Children from different cultural backgrounds tend to pass the test later, suggesting cultural factors, such as caregiver imitation, influence self-recognition development.
Empathy Development: The ability to recognize oneself coincides with showing concern for others' emotions, such as comforting a peer.
According to Piaget, children in the preoperational stage (ages 2-6) experience egocentrism, where they struggle to perceive situations from others' perspectives.
Egocentric Behavior: In games like hide-and-seek, a 3-year-old may hide poorly, unaware that others can see them, or hide in the same place repeatedly.
Theory of Mind: This refers to the understanding that people have minds, that these minds represent the world differently, and that these mental representations guide behavior.
A key test of theory of mind is the false-belief task (Wimmer & Perner, 1983), where one character has a false belief about where an object is hidden.
Children pass the test around age 4 or 5, predicting that the character will look for the object where they last saw it, even if it has since been moved.
Before age 4, children predictably fail the task, showing they don't yet fully grasp that others may hold different beliefs.
As early as 18 months, children show some understanding of others' emotions and desires.
They can interpret an adult’s emotional reactions to toys or food and choose based on the adult's preferences, even if they personally prefer something else.
Implicit knowledge of others' mental states may develop before children can consciously express it.
11.15 A Little Help, Please?
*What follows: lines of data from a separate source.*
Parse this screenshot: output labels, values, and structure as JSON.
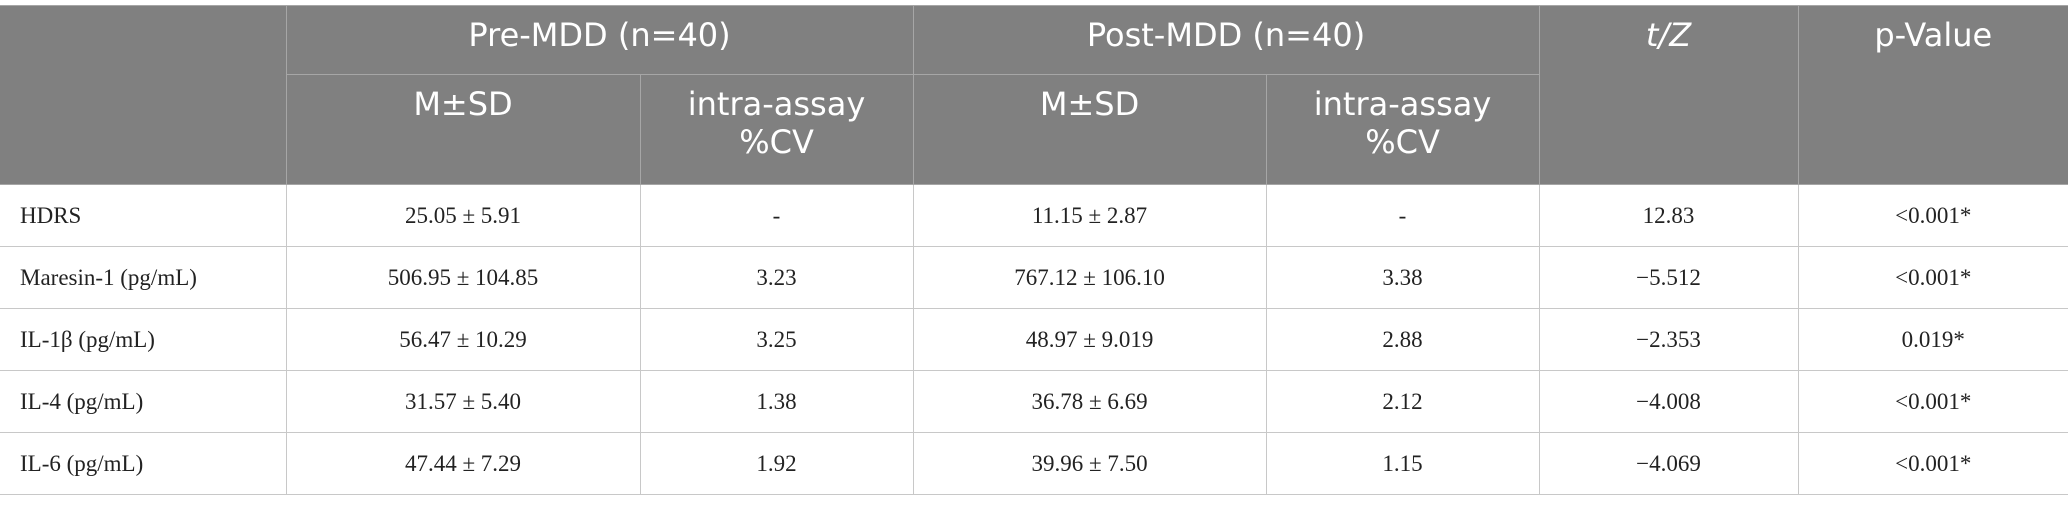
{
  "table": {
    "header": {
      "groups": [
        "Pre-MDD (n=40)",
        "Post-MDD (n=40)"
      ],
      "stat": "t/Z",
      "pvalue": "p-Value",
      "sub": [
        "M±SD",
        [
          "intra-assay",
          "%CV"
        ],
        "M±SD",
        [
          "intra-assay",
          "%CV"
        ]
      ]
    },
    "rows": [
      [
        "HDRS",
        "25.05 ± 5.91",
        "-",
        "11.15 ± 2.87",
        "-",
        "12.83",
        "<0.001*"
      ],
      [
        "Maresin-1 (pg/mL)",
        "506.95 ± 104.85",
        "3.23",
        "767.12 ± 106.10",
        "3.38",
        "−5.512",
        "<0.001*"
      ],
      [
        "IL-1β (pg/mL)",
        "56.47 ± 10.29",
        "3.25",
        "48.97 ± 9.019",
        "2.88",
        "−2.353",
        "0.019*"
      ],
      [
        "IL-4 (pg/mL)",
        "31.57 ± 5.40",
        "1.38",
        "36.78 ± 6.69",
        "2.12",
        "−4.008",
        "<0.001*"
      ],
      [
        "IL-6 (pg/mL)",
        "47.44 ± 7.29",
        "1.92",
        "39.96 ± 7.50",
        "1.15",
        "−4.069",
        "<0.001*"
      ]
    ]
  }
}
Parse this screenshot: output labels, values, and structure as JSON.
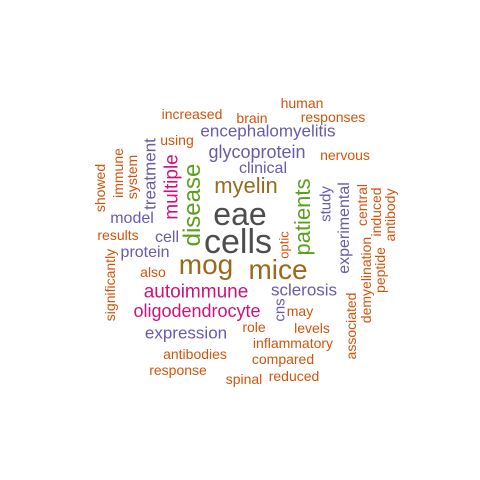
{
  "palette": {
    "gray": "#4d4d4d",
    "brown": "#9a6a1c",
    "green": "#5aa01e",
    "magenta": "#d0117a",
    "purple": "#6a5aa8",
    "orange": "#d2540c"
  },
  "words": {
    "cells": "cells",
    "eae": "eae",
    "mog": "mog",
    "mice": "mice",
    "myelin": "myelin",
    "disease": "disease",
    "patients": "patients",
    "multiple": "multiple",
    "autoimmune": "autoimmune",
    "oligodendrocyte": "oligodendrocyte",
    "glycoprotein": "glycoprotein",
    "encephalomyelitis": "encephalomyelitis",
    "sclerosis": "sclerosis",
    "clinical": "clinical",
    "experimental": "experimental",
    "expression": "expression",
    "treatment": "treatment",
    "model": "model",
    "protein": "protein",
    "cell": "cell",
    "study": "study",
    "cns": "cns",
    "increased": "increased",
    "brain": "brain",
    "human": "human",
    "responses": "responses",
    "using": "using",
    "nervous": "nervous",
    "showed": "showed",
    "immune": "immune",
    "system": "system",
    "results": "results",
    "significantly": "significantly",
    "also": "also",
    "optic": "optic",
    "central": "central",
    "induced": "induced",
    "antibody": "antibody",
    "demyelination": "demyelination",
    "peptide": "peptide",
    "associated": "associated",
    "may": "may",
    "levels": "levels",
    "role": "role",
    "inflammatory": "inflammatory",
    "antibodies": "antibodies",
    "compared": "compared",
    "response": "response",
    "spinal": "spinal",
    "reduced": "reduced"
  }
}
Learning From the Social World
Lev Vygotsky emphasized that children’s cognitive development occurs through interactions with their social environment.
Unlike Piaget, who viewed children as independent explorers (like "little scientists"), Vygotsky saw them as apprentices who learn from the guidance of more knowledgeable individuals (e.g., parents, teachers).
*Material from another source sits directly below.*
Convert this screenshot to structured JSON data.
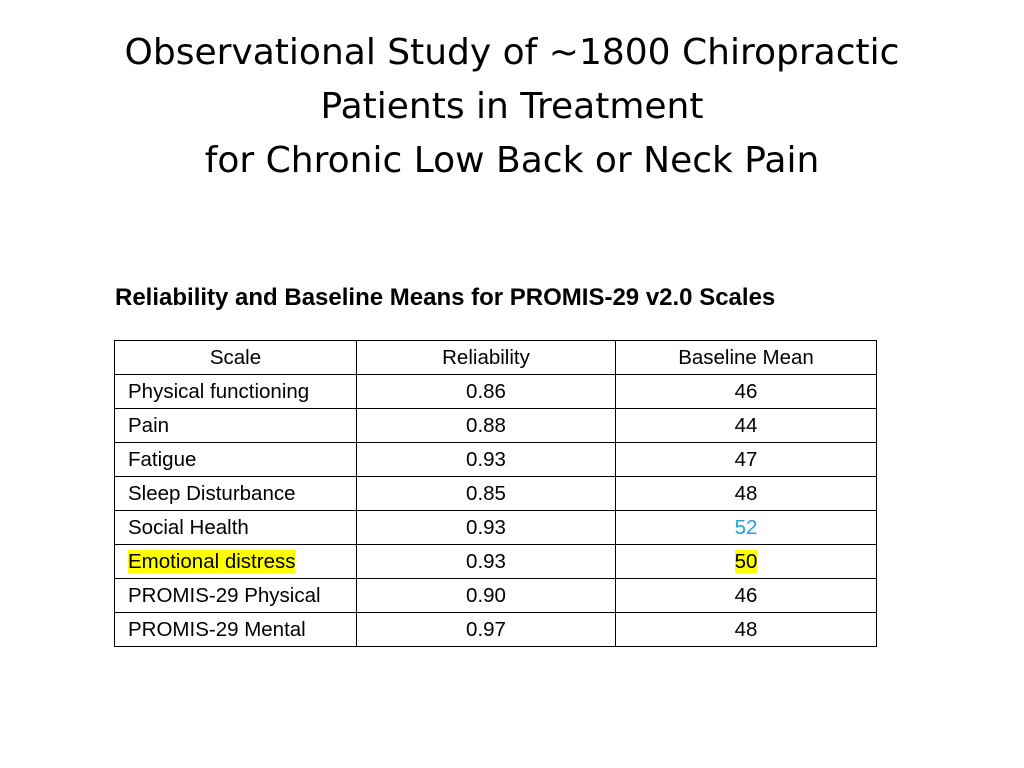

Adults provide a scaffold to help children reach higher levels of thinking.
This involves offering the right level of support for tasks that the child can partially accomplish on their own, like counting or putting on shoes.
Effective scaffolding challenges the child but avoids overwhelming them.
Vygotsky believed that children often repeat what they hear from adults (private speech) as a way of regulating their own behavior and solving problems.
This self-directed speech helps children internalize guidance and apply it independently.
When parents use language that refers to mental states (e.g., thoughts, feelings, desires), they help children develop a deeper understanding of others' minds.
Studies show that children whose mothers frequently use mental-state language early in life perform better on theory-of-mind tasks, like false-belief tests, later in childhood.
The development of autobiographical memory (memory of personal life events) is shaped by early conversations with adults, typically parents.
In the beginning, parents do most of the work, describing events in detail.
As the child’s cognitive abilities grow, parents shift to asking more questions and encouraging the child to contribute.
Studies show that American mothers tend to engage in more detailed conversations about past events with their children than Asian mothers, which may explain why American adults tend to remember earlier childhood events.
Gender differences also exist, with women typically recalling earlier memories than men, potentially due to how parents converse differently with boys and girls.